L’aube avoit à peine blanchi l’orient, qu’on entendit retentir la voix de Démodocus : il appeloit ses intelligents esclaves. Aussitôt Évemon, fils de Boétoüs, ouvre le lieu qui renfermoit l’appareil des chars. Il emboîte l’essieu dans des roues bruyantes 65 à huit rayons fortifiés par des bandes d’airain ; il suspend un char orné d’ivoire sur des courroies flexibles ; il joint le timon au char, et attache à son extrémité le joug éclatant. Hestionée d’Épire, habile à élever les coursiers, amène deux fortes mules d’une blancheur éblouissante ; il les conduit bondissantes sous le joug, et achève de les couvrir de leurs harnois étincelants d’or. Euryméduse, pleine de jours et d’expérience, apporte le pain et le vin, la force de l’homme ; elle place aussi sur le char le présent destiné au fils de Lasthénès : c’étoit une coupe de bronze à double fond 66, merveilleux ouvrage où Vulcain avoit gravé le nom d’Hercule délivrant Alceste pour prix de l’hospitalité qu’il avoit reçue de son époux.
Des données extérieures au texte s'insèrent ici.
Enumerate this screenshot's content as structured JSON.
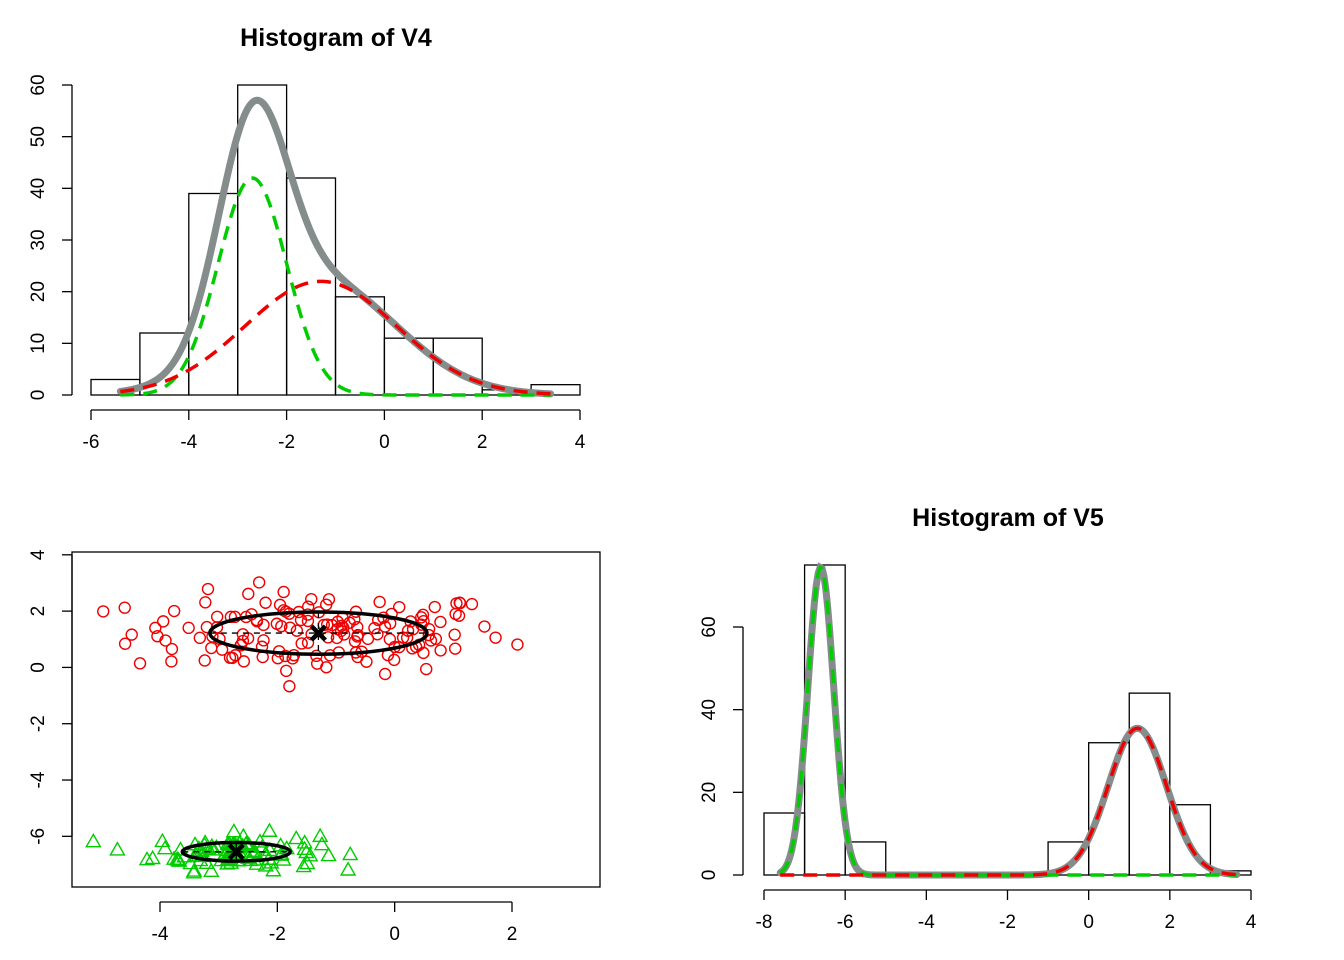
{
  "chart_data": [
    {
      "id": "hist-v4",
      "type": "histogram",
      "title": "Histogram of V4",
      "xlim": [
        -6,
        4
      ],
      "ylim": [
        0,
        60
      ],
      "xticks": [
        -6,
        -4,
        -2,
        0,
        2,
        4
      ],
      "yticks": [
        0,
        10,
        20,
        30,
        40,
        50,
        60
      ],
      "breaks": [
        -6,
        -5,
        -4,
        -3,
        -2,
        -1,
        0,
        1,
        2,
        3,
        4
      ],
      "counts": [
        3,
        12,
        39,
        60,
        42,
        19,
        11,
        11,
        1,
        2
      ],
      "x_range": [
        -5.4,
        3.4
      ],
      "components": [
        {
          "mean": -2.7,
          "sd": 0.7,
          "peak": 42,
          "color": "#00cc00",
          "style": "dashed"
        },
        {
          "mean": -1.3,
          "sd": 1.55,
          "peak": 22,
          "color": "#ee0000",
          "style": "dashed"
        }
      ],
      "total_color": "#848c8c"
    },
    {
      "id": "scatter-v4-v5",
      "type": "scatter",
      "xlim": [
        -5.5,
        3.5
      ],
      "ylim": [
        -7.8,
        4.1
      ],
      "xticks": [
        -4,
        -2,
        0,
        2
      ],
      "yticks": [
        -6,
        -4,
        -2,
        0,
        2,
        4
      ],
      "groups": [
        {
          "marker": "circle",
          "color": "#ee0000",
          "n": 150,
          "cx": -1.3,
          "cy": 1.22,
          "sdx": 1.6,
          "sdy": 0.72,
          "ellipse": {
            "rx": 1.85,
            "ry": 0.75
          }
        },
        {
          "marker": "triangle",
          "color": "#00cc00",
          "n": 100,
          "cx": -2.7,
          "cy": -6.55,
          "sdx": 0.7,
          "sdy": 0.32,
          "ellipse": {
            "rx": 0.92,
            "ry": 0.33
          }
        }
      ]
    },
    {
      "id": "hist-v5",
      "type": "histogram",
      "title": "Histogram of V5",
      "xlim": [
        -8,
        4
      ],
      "ylim": [
        0,
        75
      ],
      "xticks": [
        -8,
        -6,
        -4,
        -2,
        0,
        2,
        4
      ],
      "yticks": [
        0,
        20,
        40,
        60
      ],
      "breaks": [
        -8,
        -7,
        -6,
        -5,
        -4,
        -3,
        -2,
        -1,
        0,
        1,
        2,
        3,
        4
      ],
      "counts": [
        15,
        75,
        8,
        0,
        0,
        0,
        0,
        8,
        32,
        44,
        17,
        1
      ],
      "x_range": [
        -7.6,
        3.65
      ],
      "components": [
        {
          "mean": -6.6,
          "sd": 0.32,
          "peak": 74.5,
          "color": "#00cc00",
          "style": "dashed"
        },
        {
          "mean": 1.2,
          "sd": 0.72,
          "peak": 35.5,
          "color": "#ee0000",
          "style": "dashed"
        }
      ],
      "total_color": "#848c8c"
    }
  ]
}
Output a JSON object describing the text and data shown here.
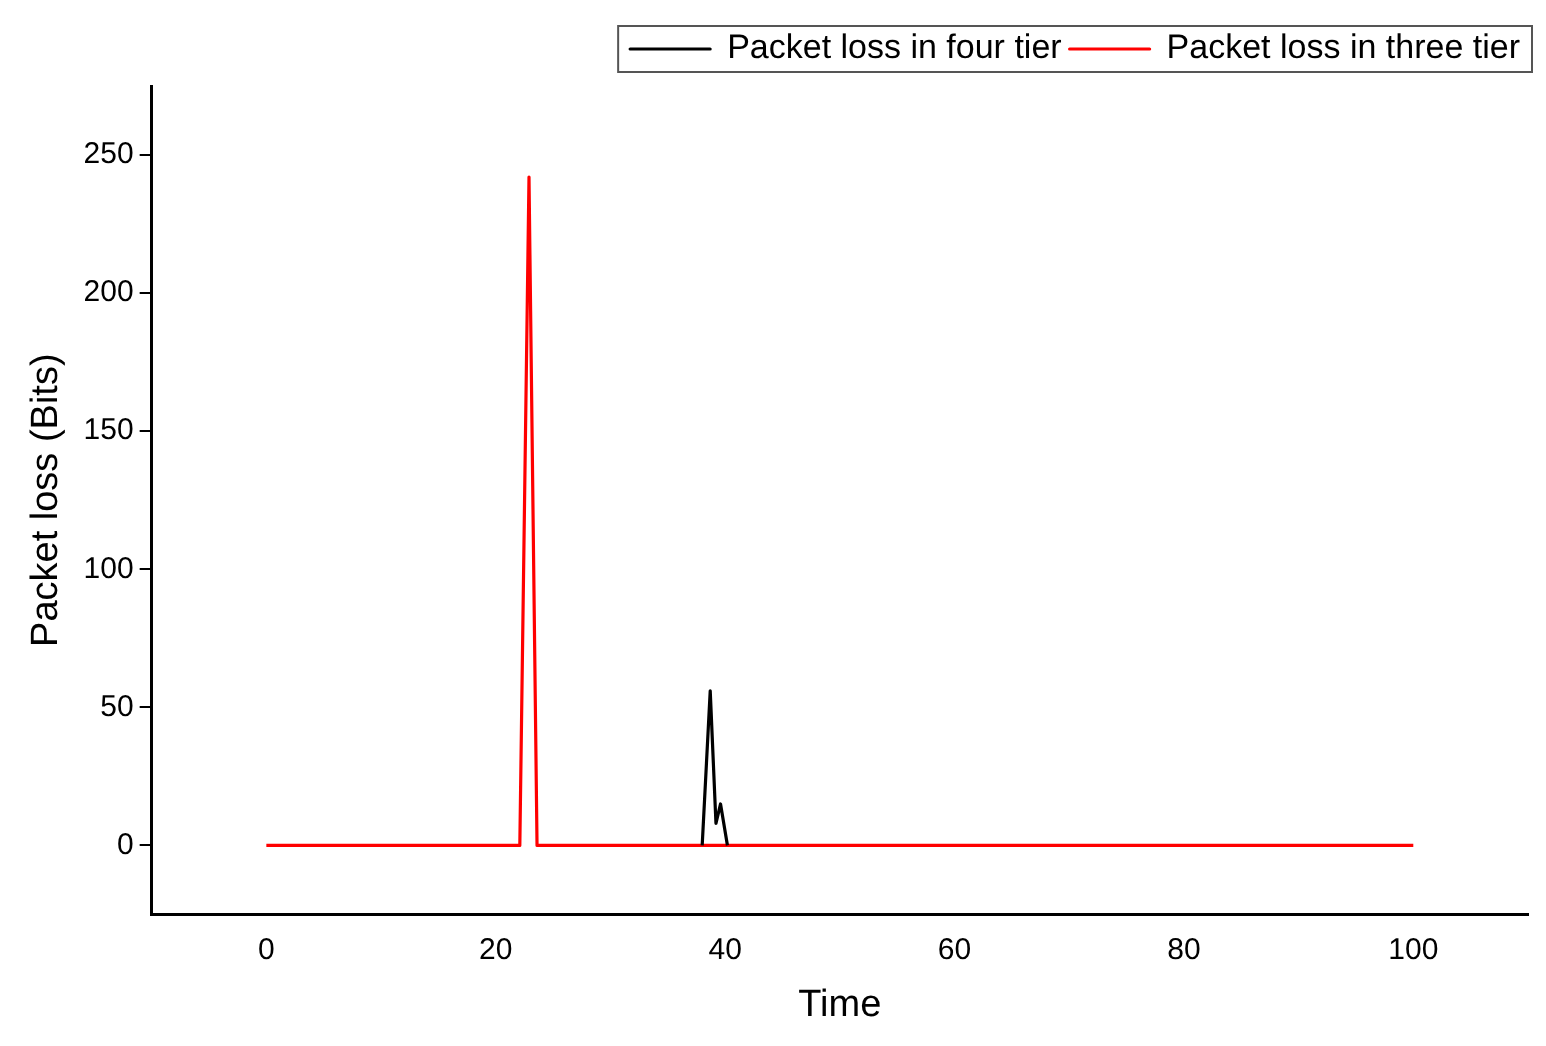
{
  "chart_data": {
    "type": "line",
    "xlabel": "Time",
    "ylabel": "Packet loss (Bits)",
    "xlim": [
      -10,
      110
    ],
    "xticks": [
      0,
      20,
      40,
      60,
      80,
      100
    ],
    "ylim": [
      -25,
      275
    ],
    "yticks": [
      0,
      50,
      100,
      150,
      200,
      250
    ],
    "grid": false,
    "legend": "top right",
    "marker": "none",
    "line_style": "solid",
    "series": [
      {
        "name": "Packet loss in four tier",
        "color": "#000000",
        "x": [
          38,
          38.7,
          39.2,
          39.6,
          40.2
        ],
        "values": [
          0,
          56,
          8,
          15,
          0
        ]
      },
      {
        "name": "Packet loss in three tier",
        "color": "#ff0000",
        "x": [
          0,
          22.1,
          22.9,
          23.6,
          100
        ],
        "values": [
          0,
          0,
          242,
          0,
          0
        ]
      }
    ]
  }
}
Ajax avoit donné cette coupe à Tychius d’Hylé, armurier célèbre, en échange du bouclier recouvert de sept peaux de taureaux que le fils de Télamon portoit au siège de Troie. Un descendant de Tychius recueillit chez lui le chantre d’Ilion, et lui fit présent de la superbe coupe. Homère, étant allé dans l’île de Samos, fut admis aux foyers de Créophyle, et il lui laissa en mourant sa coupe et ses poëmes. Dans la suite, le roi Lycurgue de Sparte, cherchant partout la sagesse, visita les fils de Créophyle : ceux-ci lui offrirent, avec la coupe d’Homère, les vers qu’Apollon avoit dictés à ce poëte immortel. À la mort de Lycurgue, le monde hérita des chants d’Homère, mais la coupe fut rendue aux Homérides : elle parvint ainsi à Démodocus, dernier descendant de cette race sacrée, qui la destine aujourd’hui au fils de Lasthénès.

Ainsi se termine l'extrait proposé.